In May, Marathon made 227 Bitcoin, at about $47,200 a pop, meaning $10.7m in revenue. Its hash rate capacity was about 1.2% of the global network.
But now that China’s miners are closing up shop, Marathon’s been able to swoop right in and get its hands on 3.2% of the total network.
So, it can mine 2.7x more Bitcoin than it did back in May.
In May, Riot Blockchain also made 227 Bitcoin.
But thanks to its 16,146 mining ASICs being based out of New York, it’s likely that number’s going to grow until China can get its machinery back on solid land.
Riot and Marathon look set to get a boost from investing big time in expanding their capacity.
Marathon’s installing new equipment daily, to make sure it can really take advantage of China’s miners going offline. And with 88% of its energy coming from zero-emission sources, it’s probably going to be a US policy fan favourite.

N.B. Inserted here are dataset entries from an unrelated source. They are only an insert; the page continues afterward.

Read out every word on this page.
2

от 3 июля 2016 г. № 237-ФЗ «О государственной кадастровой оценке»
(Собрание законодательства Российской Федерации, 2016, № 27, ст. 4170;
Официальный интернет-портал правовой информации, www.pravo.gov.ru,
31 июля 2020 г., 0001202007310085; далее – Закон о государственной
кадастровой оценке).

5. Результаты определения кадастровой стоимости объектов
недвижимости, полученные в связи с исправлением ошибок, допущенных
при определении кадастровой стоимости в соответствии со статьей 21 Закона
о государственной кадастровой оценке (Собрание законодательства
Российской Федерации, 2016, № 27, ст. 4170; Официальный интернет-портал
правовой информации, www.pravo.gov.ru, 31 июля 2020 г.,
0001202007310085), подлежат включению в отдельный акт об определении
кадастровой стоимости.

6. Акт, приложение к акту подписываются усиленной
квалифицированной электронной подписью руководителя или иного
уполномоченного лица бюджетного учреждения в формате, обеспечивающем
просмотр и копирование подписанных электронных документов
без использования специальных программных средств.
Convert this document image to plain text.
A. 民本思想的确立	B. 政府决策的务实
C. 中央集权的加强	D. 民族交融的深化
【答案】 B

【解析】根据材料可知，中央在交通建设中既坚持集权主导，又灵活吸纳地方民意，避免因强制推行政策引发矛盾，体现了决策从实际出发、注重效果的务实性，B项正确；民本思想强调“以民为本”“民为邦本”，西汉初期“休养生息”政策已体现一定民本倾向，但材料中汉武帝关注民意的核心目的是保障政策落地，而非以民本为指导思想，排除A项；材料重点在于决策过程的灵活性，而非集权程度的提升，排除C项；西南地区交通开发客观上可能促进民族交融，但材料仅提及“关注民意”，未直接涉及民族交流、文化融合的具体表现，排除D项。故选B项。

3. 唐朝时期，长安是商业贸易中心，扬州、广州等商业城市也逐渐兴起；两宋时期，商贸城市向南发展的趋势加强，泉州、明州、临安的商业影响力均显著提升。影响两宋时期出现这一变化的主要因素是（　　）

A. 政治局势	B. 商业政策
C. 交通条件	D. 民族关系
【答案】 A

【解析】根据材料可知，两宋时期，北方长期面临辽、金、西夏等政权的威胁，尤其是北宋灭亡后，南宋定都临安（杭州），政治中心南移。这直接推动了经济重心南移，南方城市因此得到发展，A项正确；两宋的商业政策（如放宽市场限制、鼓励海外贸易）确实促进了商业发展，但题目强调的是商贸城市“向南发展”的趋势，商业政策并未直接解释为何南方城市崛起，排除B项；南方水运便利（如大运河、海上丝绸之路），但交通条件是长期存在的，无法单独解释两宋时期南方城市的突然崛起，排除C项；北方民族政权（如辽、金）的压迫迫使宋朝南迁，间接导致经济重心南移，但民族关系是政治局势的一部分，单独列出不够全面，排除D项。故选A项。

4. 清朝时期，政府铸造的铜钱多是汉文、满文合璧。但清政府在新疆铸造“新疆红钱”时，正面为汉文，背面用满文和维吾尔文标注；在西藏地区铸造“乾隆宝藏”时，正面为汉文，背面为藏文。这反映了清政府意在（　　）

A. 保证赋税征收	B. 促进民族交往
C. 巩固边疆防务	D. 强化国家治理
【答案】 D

Yet another miner that could get a boost is Argo Blockchain. It leases Bitcoin mining data centres all across North America, and it’s just taken out a $20m loan to build up its Texas facility.
While its share price has slowed down over the past month, Argo’s got some good footing for going forward. It’s yet another miner making a push towards exclusively green and clean energy. So it’s well-positioned to avoid any looming threats of regulatory crackdowns from the US government.
Chinese crypto miner Bit Digital, on the other hand, has been dealt a tougher hand. Because now, it’s scrambling to get all its massive machinery up and out of the country.
And essentially, the longer that takes to sort out, the longer they’re offline. Which means more Bitcoin’s getting made by their North American rivals.
The bigger picture here is that crypto’s move out of China could be really good news for crypto’s legitimacy. Firstly, because it should increase its decentralisation, which is a core tenet of Bitcoin’s appeal.
Because when most of the world’s hashing power was reliant on China, that made it very vulnerable to regulatory crackdowns. It also rendered Bitcoin inherently centralised - against its very ethos.
Growing fears that China would soon start to selectively censor certain blockchain users suggested the whole mining system could end up getting slowed down. If China decided to ask a miner to ban someone from its servers, the miner would have to listen. What China says, goes.
So, although China was attractive for its cheap power, the US is finally getting to catch up.
The race is on, and Bitcoin miners able to snag as much ASIC machinery as possible right now are going to be able to increase their production capacity.
The current bottleneck on manufacturing hardware means a lot of miners are not-so-patiently waiting. So in the meantime, miners who’ve already got the goods are going to be majorly benefitting.
Past performance is not a reliable indicator of future returns.